The financial world is not in a happy place, and investors as represented by global stockmarket are becoming disillusioned about the future. Fear is ruling and the media is having a field day with dire predictions of what the future may hold – Germany breaking off from the EU, the end of the Euro, burgeoning global unemployment, and the fear mongering goes on.
While it does make riveting reading worthy of a Tom Clancy novel, the question for Australian investors is: Does it affect me? And if so, what should I do?
If you are exposed to Australian equities the global sharemarket rout does affect you as the Australian sharemarket has taken a hit alongside its global peers. The top 200 stocks in Australia have lost around 11% of their value over the past 3 months, and almost 5% over the last 4 weeks. If you own shares in any of these stocks, your portfolio, too, would be lower.
The recent chapter of this crisis concerns the European banks exposure to Greek debt, with French banks Credit Agricole SA and Societe Generale cut one notch this week by credit rating agency Moody’s. France’s biggest bank BNP Paribas is in line for a possible downgrade, although its profitability and capital base should support its exposure to Greek, Portuguese and Irish debt, the agency reported. Media headlines sang out, “the crisis is reaching a climax,” which does little but stir more fear in the hearts of the everyday investor.
Why do European banks concern you? If you are a shareholder in Australia’s largest banks such as Commonwealth Bank, Westpac and so forth, then the European debt crisis will affect you indirectly; indeed, many Aussie banks have already dropped by double digit returns this year. The reason for this is that Aussie banks are dependent on global debt markets for around 40% of their funding, and as European banks capitulate then the costs of this wholesale funding soars. The welcome news is that most Aussie banks have secured their funding in advance and are well capitalised; nevertheless, they are certainly not immune from the crisis as represented by their share price over the last little while.
When markets capitulate, investment funds that roam globally, tend to bee line towards the US dollar, which is ironically regarded as the ‘safe haven’ currency. Already, you might have noticed that the US dollar is beginning to appreciate against the Australian dollar, as represented by the following chart.

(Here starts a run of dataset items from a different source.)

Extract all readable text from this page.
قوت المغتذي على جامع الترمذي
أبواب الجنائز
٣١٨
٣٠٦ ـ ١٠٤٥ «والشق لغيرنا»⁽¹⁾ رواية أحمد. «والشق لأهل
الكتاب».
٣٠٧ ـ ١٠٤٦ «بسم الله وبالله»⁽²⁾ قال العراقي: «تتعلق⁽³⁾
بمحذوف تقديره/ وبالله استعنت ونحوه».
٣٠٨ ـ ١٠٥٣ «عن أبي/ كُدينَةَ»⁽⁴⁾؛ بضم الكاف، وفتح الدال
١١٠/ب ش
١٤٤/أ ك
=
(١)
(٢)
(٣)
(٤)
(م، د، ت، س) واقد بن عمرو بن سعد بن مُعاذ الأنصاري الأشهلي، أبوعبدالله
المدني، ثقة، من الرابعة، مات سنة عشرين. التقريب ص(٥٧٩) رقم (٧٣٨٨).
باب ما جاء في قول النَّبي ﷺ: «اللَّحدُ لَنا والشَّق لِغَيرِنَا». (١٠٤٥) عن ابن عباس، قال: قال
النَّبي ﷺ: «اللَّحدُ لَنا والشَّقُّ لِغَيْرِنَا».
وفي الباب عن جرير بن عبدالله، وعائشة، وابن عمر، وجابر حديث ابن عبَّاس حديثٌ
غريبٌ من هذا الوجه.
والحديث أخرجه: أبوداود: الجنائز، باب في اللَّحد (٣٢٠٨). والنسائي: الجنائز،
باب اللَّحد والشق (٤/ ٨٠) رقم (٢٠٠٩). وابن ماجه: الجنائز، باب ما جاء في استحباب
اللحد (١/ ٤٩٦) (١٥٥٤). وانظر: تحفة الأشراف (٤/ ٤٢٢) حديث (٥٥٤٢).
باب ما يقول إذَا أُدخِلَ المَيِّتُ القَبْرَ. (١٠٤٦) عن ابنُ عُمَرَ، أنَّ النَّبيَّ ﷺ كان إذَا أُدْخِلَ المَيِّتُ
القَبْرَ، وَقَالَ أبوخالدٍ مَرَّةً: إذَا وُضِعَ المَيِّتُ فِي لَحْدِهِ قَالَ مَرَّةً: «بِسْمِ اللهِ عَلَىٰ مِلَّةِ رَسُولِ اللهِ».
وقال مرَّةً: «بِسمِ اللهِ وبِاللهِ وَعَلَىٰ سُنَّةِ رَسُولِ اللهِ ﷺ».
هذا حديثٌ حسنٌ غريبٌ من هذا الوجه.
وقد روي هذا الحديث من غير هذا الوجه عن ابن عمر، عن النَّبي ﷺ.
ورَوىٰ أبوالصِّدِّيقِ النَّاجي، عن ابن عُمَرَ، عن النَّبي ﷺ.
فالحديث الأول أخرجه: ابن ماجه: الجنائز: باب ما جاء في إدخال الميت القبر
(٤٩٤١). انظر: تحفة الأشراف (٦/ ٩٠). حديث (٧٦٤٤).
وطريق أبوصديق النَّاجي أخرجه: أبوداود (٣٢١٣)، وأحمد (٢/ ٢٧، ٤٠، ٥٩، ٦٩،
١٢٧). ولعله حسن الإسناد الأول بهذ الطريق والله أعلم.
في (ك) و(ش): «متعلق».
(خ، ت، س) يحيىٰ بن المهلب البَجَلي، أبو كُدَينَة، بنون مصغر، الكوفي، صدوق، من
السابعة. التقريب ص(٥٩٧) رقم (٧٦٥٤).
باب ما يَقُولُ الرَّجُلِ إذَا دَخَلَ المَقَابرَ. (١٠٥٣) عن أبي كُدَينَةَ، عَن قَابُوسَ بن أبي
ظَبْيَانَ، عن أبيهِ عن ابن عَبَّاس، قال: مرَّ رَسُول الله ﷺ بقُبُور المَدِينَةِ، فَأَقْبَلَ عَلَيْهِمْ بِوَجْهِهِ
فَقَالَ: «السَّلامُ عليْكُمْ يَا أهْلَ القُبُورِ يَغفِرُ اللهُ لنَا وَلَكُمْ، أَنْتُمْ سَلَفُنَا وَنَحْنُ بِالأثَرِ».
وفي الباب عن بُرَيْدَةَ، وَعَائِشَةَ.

It’s currently sitting at a level not seen since April this year.
If the crisis continues for weeks or months, the Australian dollar will most likely weaken. How does this affect you? If you’re heavily invested into international assets (such as an international managed fund or an ETF priced in US dollars), then your returns will improve as the Aussie dollar weakens (in other words, you make more for each buck that you own in US dollars when you come to swap it back into Aussie dollars).
The major concern for Aussie punters is that further share falls are on the cards – and if so, should you sell now?
Rather than getting caught up in media headlines, finance experts tend to look at the indicators for the beat of the market. Here are some signs to watch out for:
• Watch commodity prices and commodity currencies – When fear peaks, commodity demand falls on expectations of lower global demand. Popular ways to gauge this is to monitor commodity currencies such as the Australian dollar and the Canadian dollar. The index that many traders use to gauge commodity prices is the Thomson Reuters/Jefferies CRB Index, quoted on the NYMEX, CBOT, LME, CME and COMEX exchanges; the index consists of 19 commodities across the spectrum.
Watch for credit spreads – during the global financial crisis of 2008, bond indices fell and US Treasuries rallied. Many traders use the AGG (iShare Bond Index ETF) in the US as a gauge for the performance of all bonds, and get nervous when AGG dips suddenly. This ETF is often compared with IEF, which represents the 7-10 year Treasury ETF. When AGG significantly underperforms IEF, investors get worried.
Has the selling run its course? Most commentators expect more selling pressure as the market tries to find a bottom. Therefore there is no rush to buy in. Take your time, and do your research. There is no rush as the recovery is not going to happen overnight and the chance of more panic selling is high.
Rather than searching for the market bottom, investors should cautiously seek out sold-off blue chips with money that can be invested for the long term. You’d want to be locating well-known blue chips with a history of earnings and strong cash flows that should continue to perform in subdued economic conditions. These companies should have low debt-to-equity ratios, a loyal customer base and wide moats. Essentially, stock pickers should target good dividend yielding companies as well as stocks whose fundamentals do not change if the crisis in Europe and the US continues.